ダルババンシンを含む医薬であって、当該医薬は静脈内投与され、そして細菌感染の治療を要するヒトにおいて細菌感染を治療するための方法において用いるためのものであり、当該方法が、治療上有効な最初の１回分用量のダルババンシン、及び治療上有効なその後の１以上の回数分の用量のダルババンシンを、当該ヒトに対して投与することを含み、各１回分用量のダルババンシンが５ないし１０日間隔で投与され、前記最初の１回分用量が５００ｍｇないし５０００ｍｇであり、前記最初の１回分用量が前記その後の各１回分用量の少なくとも２倍である、医薬。

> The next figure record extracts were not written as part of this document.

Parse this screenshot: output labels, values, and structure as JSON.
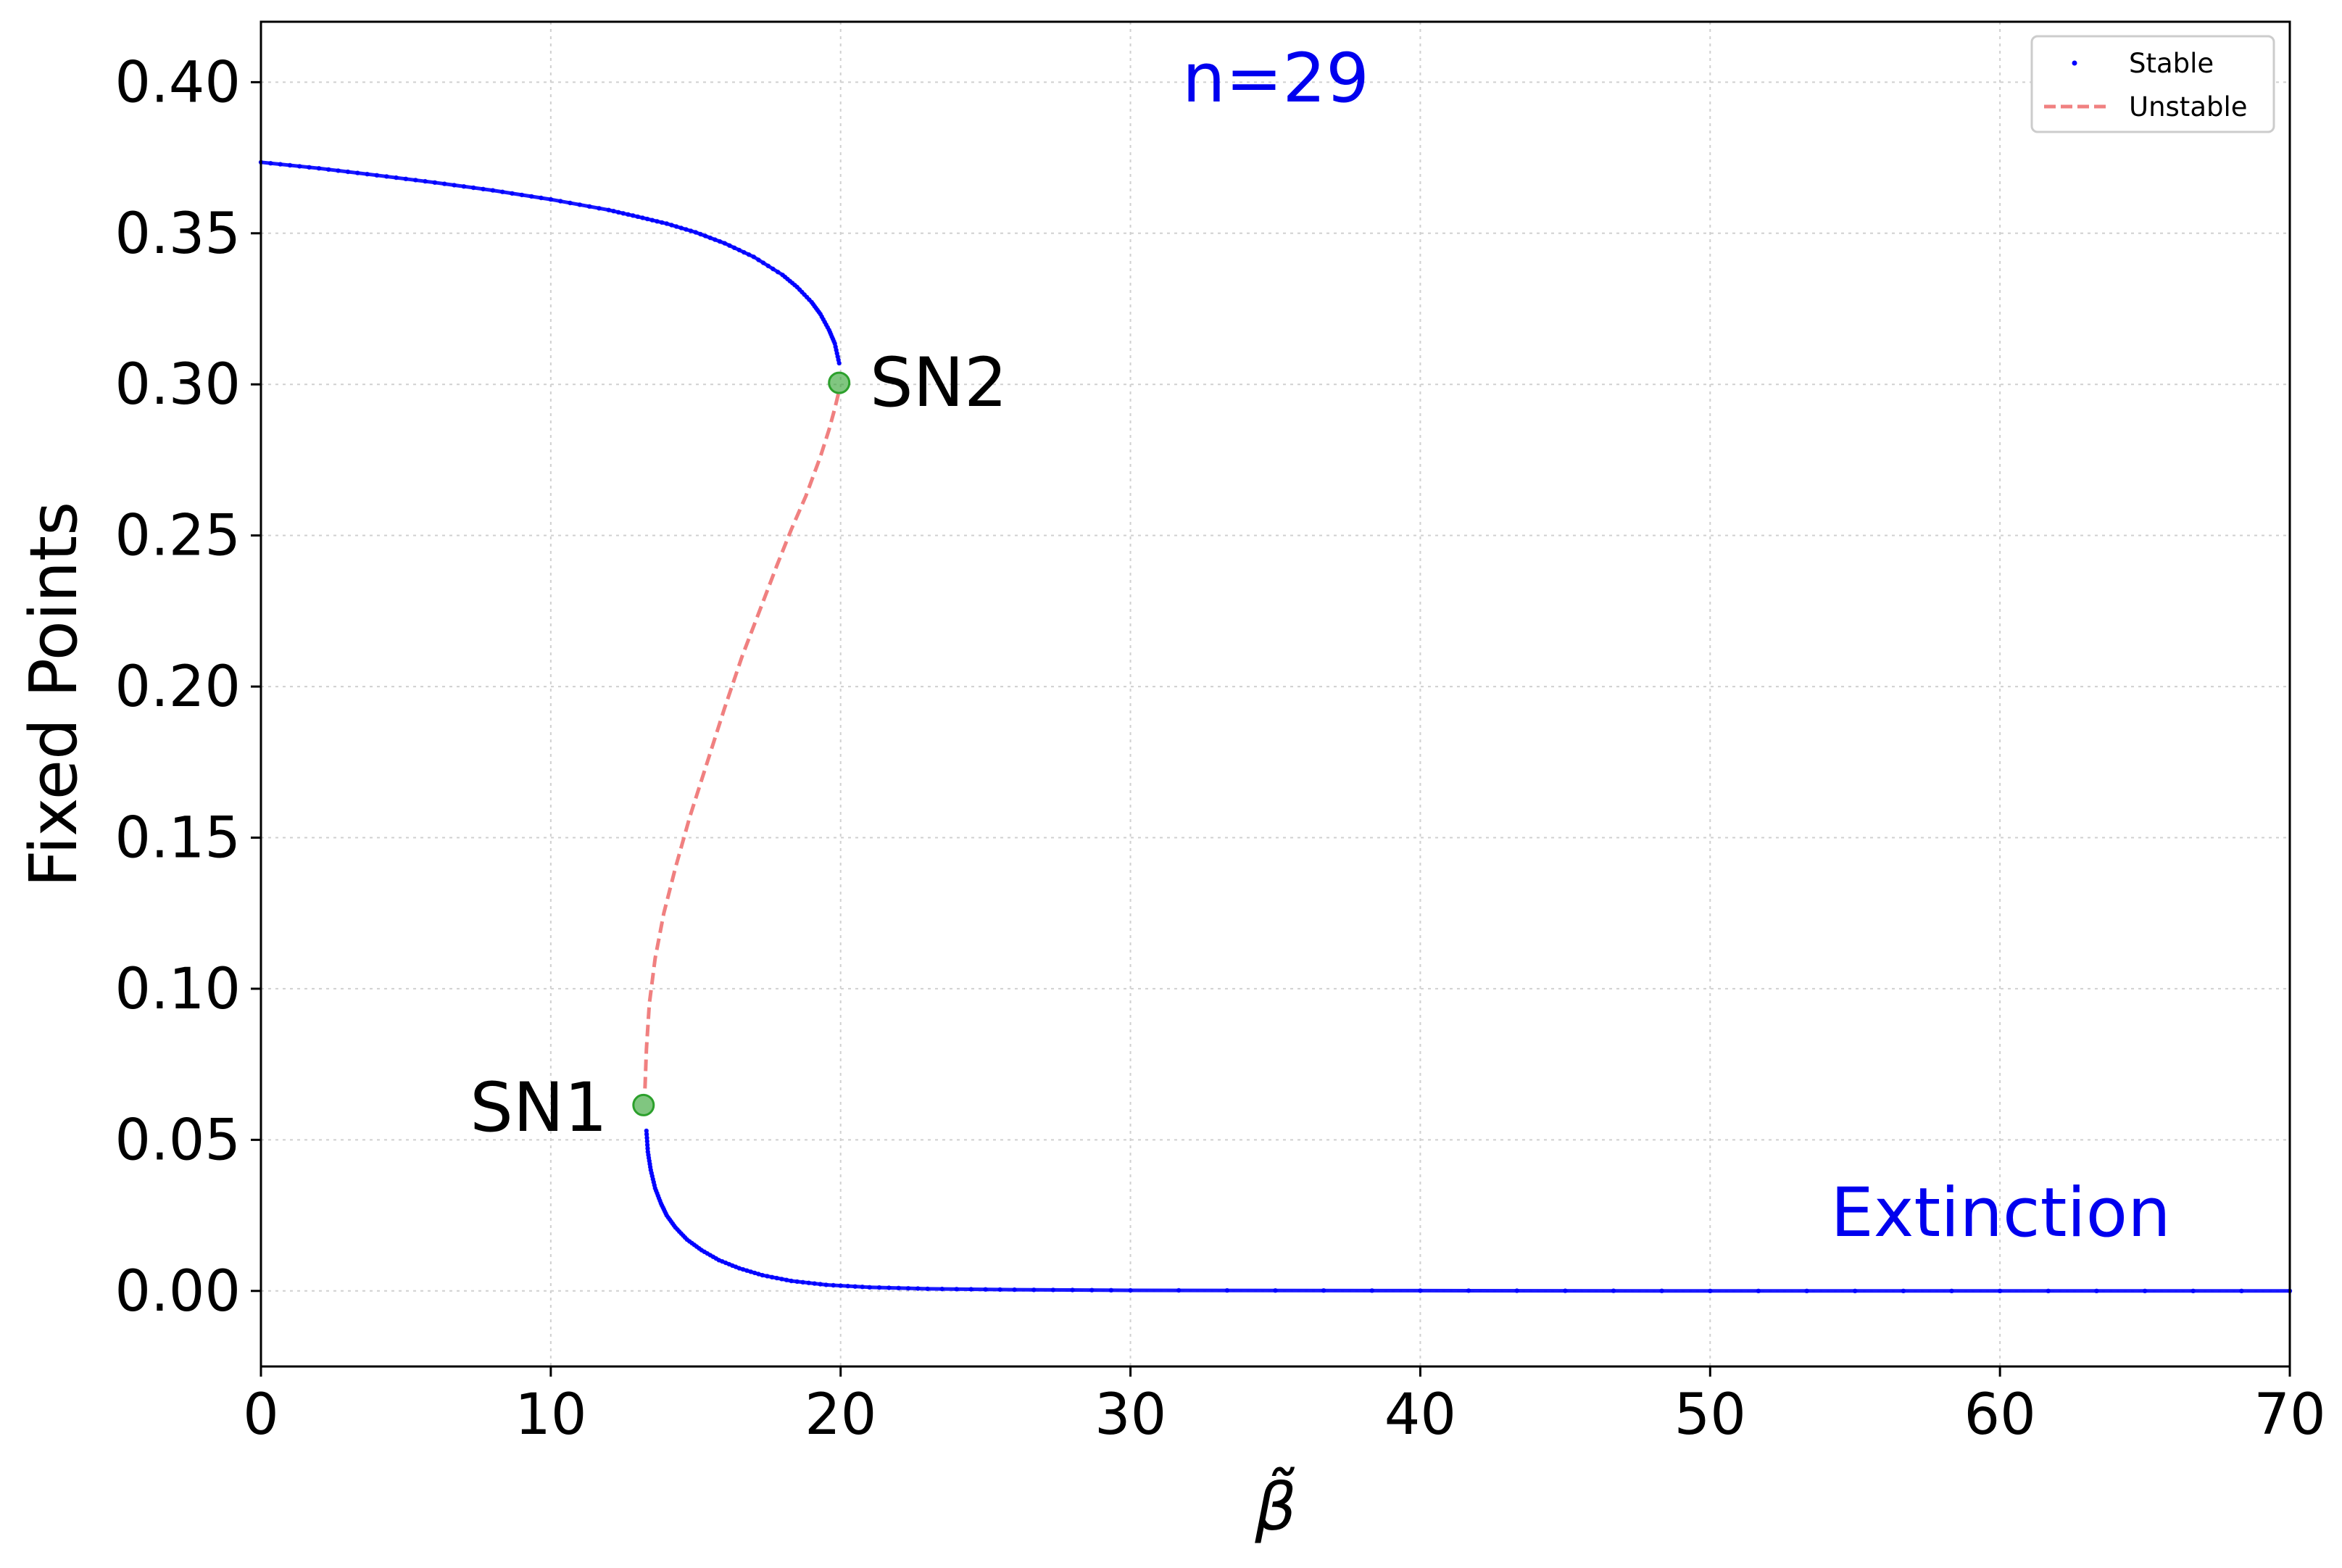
{
  "chart_data": {
    "type": "line",
    "xlabel": "β̃",
    "ylabel": "Fixed Points",
    "xlim": [
      0,
      70
    ],
    "ylim": [
      -0.025,
      0.42
    ],
    "x_ticks": [
      0,
      10,
      20,
      30,
      40,
      50,
      60,
      70
    ],
    "y_ticks": [
      0.0,
      0.05,
      0.1,
      0.15,
      0.2,
      0.25,
      0.3,
      0.35,
      0.4
    ],
    "x_tick_labels": [
      "0",
      "10",
      "20",
      "30",
      "40",
      "50",
      "60",
      "70"
    ],
    "y_tick_labels": [
      "0.00",
      "0.05",
      "0.10",
      "0.15",
      "0.20",
      "0.25",
      "0.30",
      "0.35",
      "0.40"
    ],
    "grid": true,
    "legend_position": "top-right",
    "legend": [
      "Stable",
      "Unstable"
    ],
    "series": [
      {
        "name": "Stable",
        "style": "dots",
        "color": "#0000ff",
        "segments": [
          {
            "x": [
              0,
              2,
              4,
              6,
              8,
              10,
              12,
              13,
              14,
              15,
              16,
              17,
              18,
              18.5,
              19,
              19.3,
              19.6,
              19.8,
              19.95
            ],
            "y": [
              0.3735,
              0.3715,
              0.3692,
              0.3668,
              0.3642,
              0.3612,
              0.3577,
              0.3555,
              0.3532,
              0.3503,
              0.3467,
              0.3422,
              0.3362,
              0.3322,
              0.3272,
              0.3233,
              0.318,
              0.3135,
              0.307
            ]
          },
          {
            "x": [
              13.3,
              13.35,
              13.45,
              13.6,
              13.8,
              14.0,
              14.3,
              14.7,
              15.2,
              15.8,
              16.5,
              17.3,
              18.3,
              19.5,
              21,
              23,
              26,
              30,
              40,
              50,
              60,
              70
            ],
            "y": [
              0.053,
              0.046,
              0.04,
              0.034,
              0.029,
              0.025,
              0.021,
              0.017,
              0.0135,
              0.0102,
              0.0075,
              0.0052,
              0.0033,
              0.002,
              0.0012,
              0.0007,
              0.0004,
              0.0002,
              0.0001,
              0.0,
              0.0,
              0.0
            ]
          }
        ]
      },
      {
        "name": "Unstable",
        "style": "dashed",
        "color": "#f08080",
        "x": [
          13.25,
          13.3,
          13.4,
          13.6,
          13.9,
          14.3,
          14.8,
          15.4,
          16.0,
          16.6,
          17.2,
          17.8,
          18.3,
          18.8,
          19.3,
          19.6,
          19.8,
          19.95
        ],
        "y": [
          0.067,
          0.08,
          0.095,
          0.11,
          0.125,
          0.14,
          0.157,
          0.175,
          0.193,
          0.21,
          0.225,
          0.24,
          0.252,
          0.263,
          0.276,
          0.285,
          0.292,
          0.298
        ]
      }
    ],
    "points": [
      {
        "label": "SN1",
        "x": 13.2,
        "y": 0.0615,
        "color": "#2ca02c"
      },
      {
        "label": "SN2",
        "x": 19.95,
        "y": 0.3005,
        "color": "#2ca02c"
      }
    ],
    "annotations": [
      {
        "text": "n=29",
        "color": "#0000ee"
      },
      {
        "text": "Extinction",
        "color": "#0000ee"
      }
    ]
  }
}
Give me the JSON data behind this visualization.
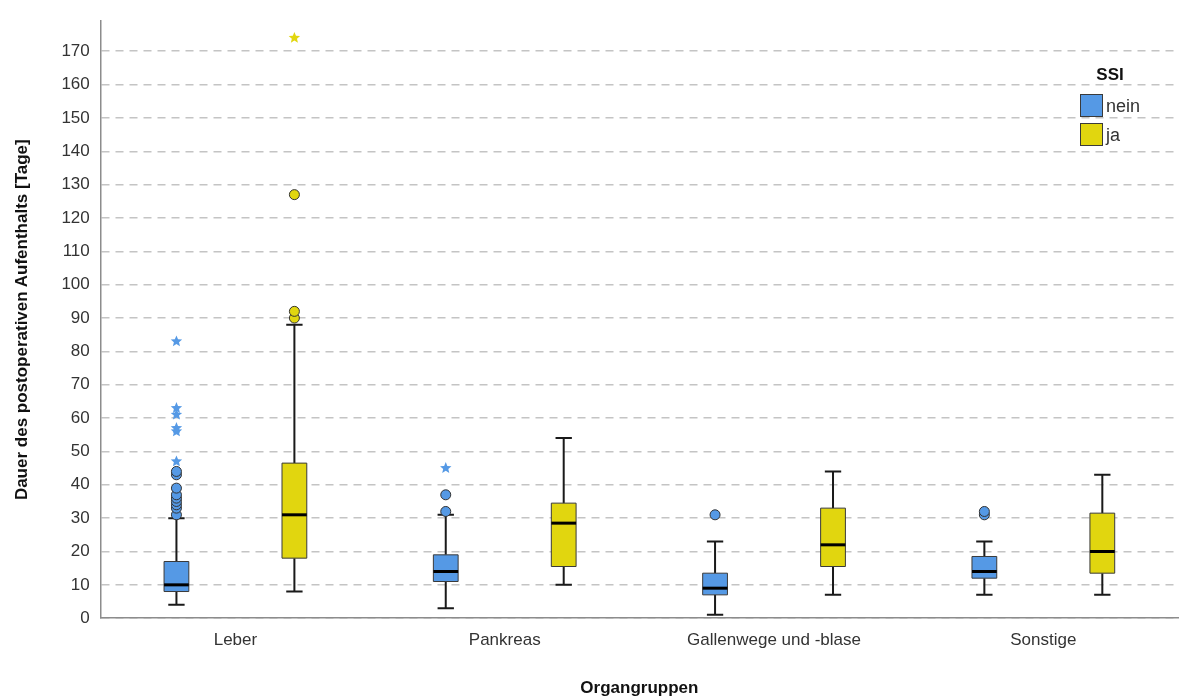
{
  "chart_data": {
    "type": "box",
    "xlabel": "Organgruppen",
    "ylabel": "Dauer des postoperativen Aufenthalts [Tage]",
    "legend_title": "SSI",
    "categories": [
      "Leber",
      "Pankreas",
      "Gallenwege und -blase",
      "Sonstige"
    ],
    "series": [
      {
        "name": "nein",
        "color": "#5599e5",
        "boxes": [
          {
            "low": 4,
            "q1": 8,
            "median": 10,
            "q3": 17,
            "high": 30,
            "outliers": [
              31,
              33,
              34,
              35,
              36,
              37,
              39,
              43,
              44,
              47,
              56,
              57,
              61,
              63,
              83
            ]
          },
          {
            "low": 3,
            "q1": 11,
            "median": 14,
            "q3": 19,
            "high": 31,
            "outliers": [
              32,
              37,
              45
            ]
          },
          {
            "low": 1,
            "q1": 7,
            "median": 9,
            "q3": 13.5,
            "high": 23,
            "outliers": [
              31
            ]
          },
          {
            "low": 7,
            "q1": 12,
            "median": 14,
            "q3": 18.5,
            "high": 23,
            "outliers": [
              31,
              32
            ]
          }
        ]
      },
      {
        "name": "ja",
        "color": "#e1d60f",
        "boxes": [
          {
            "low": 8,
            "q1": 18,
            "median": 31,
            "q3": 46.5,
            "high": 88,
            "outliers": [
              90,
              92,
              127,
              174
            ]
          },
          {
            "low": 10,
            "q1": 15.5,
            "median": 28.5,
            "q3": 34.5,
            "high": 54
          },
          {
            "low": 7,
            "q1": 15.5,
            "median": 22,
            "q3": 33,
            "high": 44
          },
          {
            "low": 7,
            "q1": 13.5,
            "median": 20,
            "q3": 31.5,
            "high": 43
          }
        ]
      }
    ],
    "ylim": [
      0,
      179
    ],
    "yticks": [
      0,
      10,
      20,
      30,
      40,
      50,
      60,
      70,
      80,
      90,
      100,
      110,
      120,
      130,
      140,
      150,
      160,
      170
    ],
    "grid": "y",
    "legend": "top right"
  }
}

ダルババンシンを含む医薬であって、当該医薬は静脈内投与され、そして細菌感染の治療を要するヒトにおいて細菌感染を治療するための方法において用いるためのものであり、当該方法が、治療上有効な最初の１回分用量のダルババンシン、及び治療上有効なその後の１以上の回数分の用量のダルババンシンを、当該ヒトに対して投与することを含み、各１回分用量のダルババンシンが５ないし１０日間隔で投与され、前記最初の１回分用量が２００ｍｇないし１５００ｍｇであり、前記その後の各１回分用量が２００ｍｇないし１５００ｍｇであり、前記最初の１回分用量が前記その後の各１回分用量の少なくとも２倍である、医薬。